Rep. Gerry Connolly, D-Va.

Rep. Gerry Connolly, D-Va. Alex Brandon/AP

A few parts were slated to sunset.

The House has adopted an amendment that would extend provisions of a bill outlining federal data center consolidation plans and agencies’ use of dashboards for assessing IT projects.

The amendment, adopted Wednesday, extends a handful of requirements under the Federal Information Technology Acquisition Reform Act set to expire in 2018 and 2019.

Passed as part of the 2018 National Defense Authorization Act, the extensions would remove the sunset dates for three requirements: one for the IT Dashboard, which agencies use to make public their IT investments and which chief information officers use to review project risk levels; another for PortfolioStat, the process by which agencies review their investments; and the Data Center Consolidation Initiative, which requires agencies to submit a data center inventory to the Office of Management and Budget as well as a plan for consolidating those.

» Get the best federal technology news and ideas delivered right to your inbox. Sign up here.

The extension also removes the sunset period on the Government Accountability Office’s reporting requirement on the data center consolidation information submitted to the Office of Management and Budget.

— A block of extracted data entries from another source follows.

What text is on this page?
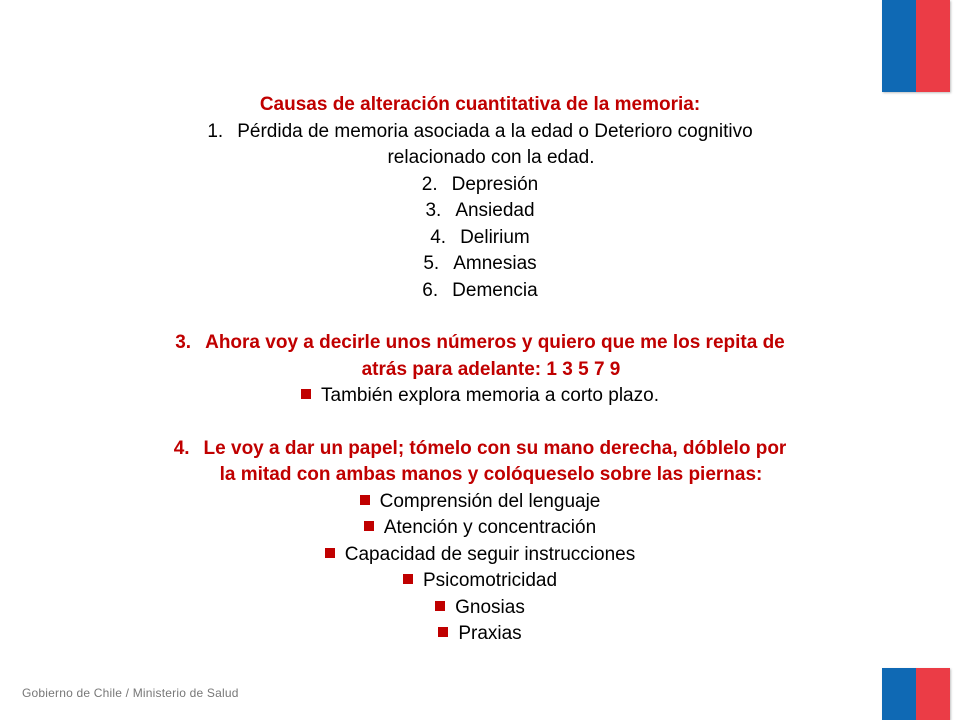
Causas de alteración cuantitativa de la memoria:
1. Pérdida de memoria asociada a la edad o Deterioro cognitivo
relacionado con la edad.
2. Depresión
3. Ansiedad
4. Delirium
5. Amnesias
6. Demencia
3. Ahora voy a decirle unos números y quiero que me los repita de
atrás para adelante: 1 3 5 7 9
También explora memoria a corto plazo.
4. Le voy a dar un papel; tómelo con su mano derecha, dóblelo por
la mitad con ambas manos y colóqueselo sobre las piernas:
Comprensión del lenguaje
Atención y concentración
Capacidad de seguir instrucciones
Psicomotricidad
Gnosias
Praxias
Gobierno de Chile / Ministerio de Salud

The first two requirements were set to expire Dec. 1, 2019, and the new amendment makes them permanent. The latter two were extended from Oct. 1, 2018 to Oct. 1, 2020.

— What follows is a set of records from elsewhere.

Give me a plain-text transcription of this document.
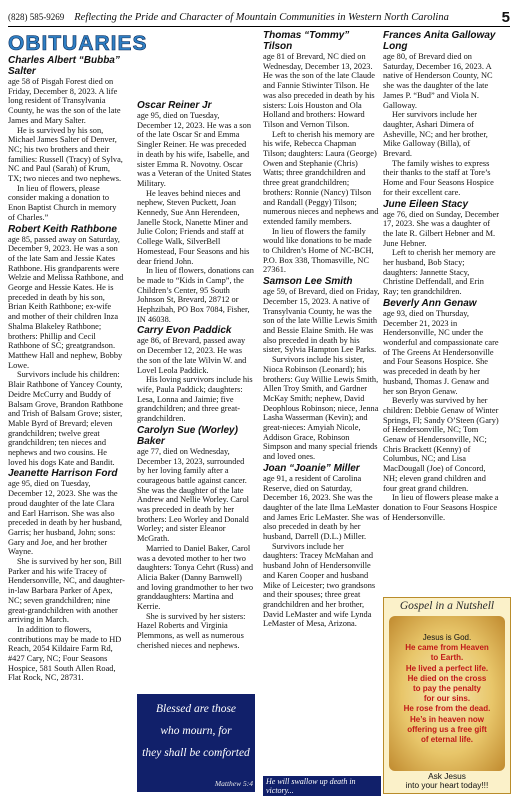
(828) 585-9269 Reflecting the Pride and Character of Mountain Communities in Western North Carolina	5
OBITUARIES
Charles Albert “Bubba” Salter

age 58 of Pisgah Forest died on Friday, December 8, 2023. A life long resident of Transylvania County, he was the son of the late James and Mary Salter.

He is survived by his son, Michael James Salter of Denver, NC; his two brothers and their families: Russell (Tracy) of Sylva, NC and Paul (Sarah) of Krum, TX; two nieces and two nephews.

In lieu of flowers, please consider making a donation to Enon Baptist Church in memory of Charles.”

Robert Keith Rathbone

age 85, passed away on Saturday, December 9, 2023. He was a son of the late Sam and Jessie Kates Rathbone. His grandparents were Welzie and Melissa Rathbone, and George and Hessie Kates. He is preceded in death by his son, Brian Keith Rathbone; ex-wife and mother of their children Inza Shalma Blakeley Rathbone; brothers: Phillip and Cecil Rathbone of SC; greatgrandson. Matthew Hall and nephew, Bobby Lowe.

Survivors include his children: Blair Rathbone of Yancey County, Deidre McCurry and Buddy of Balsam Grove, Brandon Rathbone and Trish of Balsam Grove; sister, Mable Byrd of Brevard; eleven grandchildren; twelve great grandchildren; ten nieces and nephews and two cousins. He loved his dogs Kate and Bandit.

Jeanette Harrison Ford

age 95, died on Tuesday, December 12, 2023. She was the proud daughter of the late Clara and Earl Harrison. She was also preceded in death by her husband, Garris; her husband, John; sons: Gary and Joe, and her brother Wayne.

She is survived by her son, Bill Parker and his wife Tracey of Hendersonville, NC, and daughter-in-law Barbara Parker of Apex, NC; seven grandchildren; nine great-grandchildren with another arriving in March.

In addition to flowers, contributions may be made to HD Reach, 2054 Kildaire Farm Rd, #427 Cary, NC; Four Seasons Hospice, 581 South Allen Road, Flat Rock, NC, 28731.

Oscar Reiner Jr

age 95, died on Tuesday, December 12, 2023. He was a son of the late Oscar Sr and Emma Singler Reiner. He was preceded in death by his wife, Isabelle, and sister Emma R. Novotny. Oscar was a Veteran of the United States Military.

He leaves behind nieces and nephew, Steven Puckett, Joan Kennedy, Sue Ann Herendeen, Janelle Stock, Nanette Miner and Julie Colon; Friends and staff at College Walk, SilverBell Homestead, Four Seasons and his dear friend John.

In lieu of flowers, donations can be made to “Kids in Camp”, the Children’s Center, 95 South Johnson St, Brevard, 28712 or Hephzibah, PO Box 7084, Fisher, IN 46038.

Carry Evon Paddick

age 86, of Brevard, passed away on December 12, 2023. He was the son of the late Wilvin W. and Lovel Leola Paddick.

His loving survivors include his wife, Paula Paddick; daughters: Lesa, Lonna and Jaimie; five grandchildren; and three great-grandchildren.

Carolyn Sue (Worley) Baker

age 77, died on Wednesday, December 13, 2023, surrounded by her loving family after a courageous battle against cancer. She was the daughter of the late Andrew and Nellie Worley. Carol was preceded in death by her brothers: Leo Worley and Donald Worley; and sister Eleanor McGrath.

Married to Daniel Baker, Carol was a devoted mother to her two daughters: Tonya Cehrt (Russ) and Alicia Baker (Danny Barnwell) and loving grandmother to her two granddaughters: Martina and Kerrie.

She is survived by her sisters: Hazel Roberts and Virginia Plemmons, as well as numerous cherished nieces and nephews.

Thomas “Tommy” Tilson

age 81 of Brevard, NC died on Wednesday, December 13, 2023. He was the son of the late Claude and Fannie Stiwinter Tilson. He was also preceded in death by his sisters: Lois Houston and Ola Holland and brothers: Howard Tilson and Vernon Tilson.

Left to cherish his memory are his wife, Rebecca Chapman Tilson; daughters: Laura (George) Owen and Stephanie (Chris) Watts; three grandchildren and three great grandchildren; brothers: Ronnie (Nancy) Tilson and Randall (Peggy) Tilson; numerous nieces and nephews and extended family members.

In lieu of flowers the family would like donations to be made to Children’s Home of NC-BCH, P.O. Box 338, Thomasville, NC 27361.

Samson Lee Smith

age 59, of Brevard, died on Friday, December 15, 2023. A native of Transylvania County, he was the son of the late Willie Lewis Smith and Bessie Elaine Smith. He was also preceded in death by his sister, Sylvia Hampton Lee Parks.

Survivors include his sister, Nioca Robinson (Leonard); his brothers: Guy Willie Lewis Smith, Allen Troy Smith, and Gardner McKay Smith; nephew, David Deophlous Robinson; niece, Jenna Lasha Wasserman (Kevin); and great-nieces: Amyiah Nicole, Addison Grace, Robinson Simpson and many special friends and loved ones.

Joan “Joanie” Miller

age 91, a resident of Carolina Reserve, died on Saturday, December 16, 2023. She was the daughter of the late Ilma LeMaster and James Eric LeMaster. She was also preceded in death by her husband, Darrell (D.L.) Miller.

Survivors include her daughters: Tracey McMahan and husband John of Hendersonville and Karen Cooper and husband Mike of Leicester; two grandsons and their spouses; three great grandchildren and her brother, David LeMaster and wife Lynda LeMaster of Mesa, Arizona.

Frances Anita Galloway Long

age 80, of Brevard died on Saturday, December 16, 2023. A native of Henderson County, NC she was the daughter of the late James P. “Bud” and Viola N. Galloway.

Her survivors include her daughter, Ashari Dimera of Asheville, NC; and her brother, Mike Galloway (Billa), of Brevard.

The family wishes to express their thanks to the staff at Tore’s Home and Four Seasons Hospice for their excellent care.

June Eileen Stacy

age 76, died on Sunday, December 17, 2023. She was a daughter of the late R. Gilbert Hebner and M. June Hebner.

Left to cherish her memory are her husband, Bob Stacy; daughters: Jannette Stacy, Christine Deffendall, and Erin Ray; ten grandchildren.

Beverly Ann Genaw

age 93, died on Thursday, December 21, 2023 in Hendersonville, NC under the wonderful and compassionate care of The Greens At Hendersonville and Four Seasons Hospice. She was preceded in death by her husband, Thomas J. Genaw and her son Bryon Genaw.

Beverly was survived by her children: Debbie Genaw of Winter Springs, Fl; Sandy O’Steen (Gary) of Hendersonville, NC; Tom Genaw of Hendersonville, NC; Chris Brackett (Kenny) of Columbus, NC; and Lisa MacDougall (Joe) of Concord, NH; eleven grand children and four great grand children.

In lieu of flowers please make a donation to Four Seasons Hospice of Hendersonville.

Blessed are those
who mourn, for
they shall be comforted
Matthew 5:4	He will swallow up death in victory...
Gospel in a Nutshell
Jesus is God.
He came from Heaven
to Earth.
He lived a perfect life.
He died on the cross
to pay the penalty
for our sins.
He rose from the dead.
He’s in heaven now
offering us a free gift
of eternal life.
Ask Jesus
into your heart today!!!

“We need to let agencies know that they are not going to be able to run out the clock on FITARA’s transparency and reporting requirement," Rep. Gerry Connolly, D-Va., said in a statement defending the limited extension of that provision. Connolly sponsored the initial FITARA legislation.

“Very simply, the federal data center problem is bigger than we initially thought,” he said in that statement. ”In 2009, the government estimated it had roughly 1,100 data centers. In reality, by 2015, we found we had more than 11,700.”

The government is “potentially leaving money on the table” if FITARA’s data center consolidation requirements expire, he said.

Rep. Darrell Issa, R-Calif., also sponsored the amendment.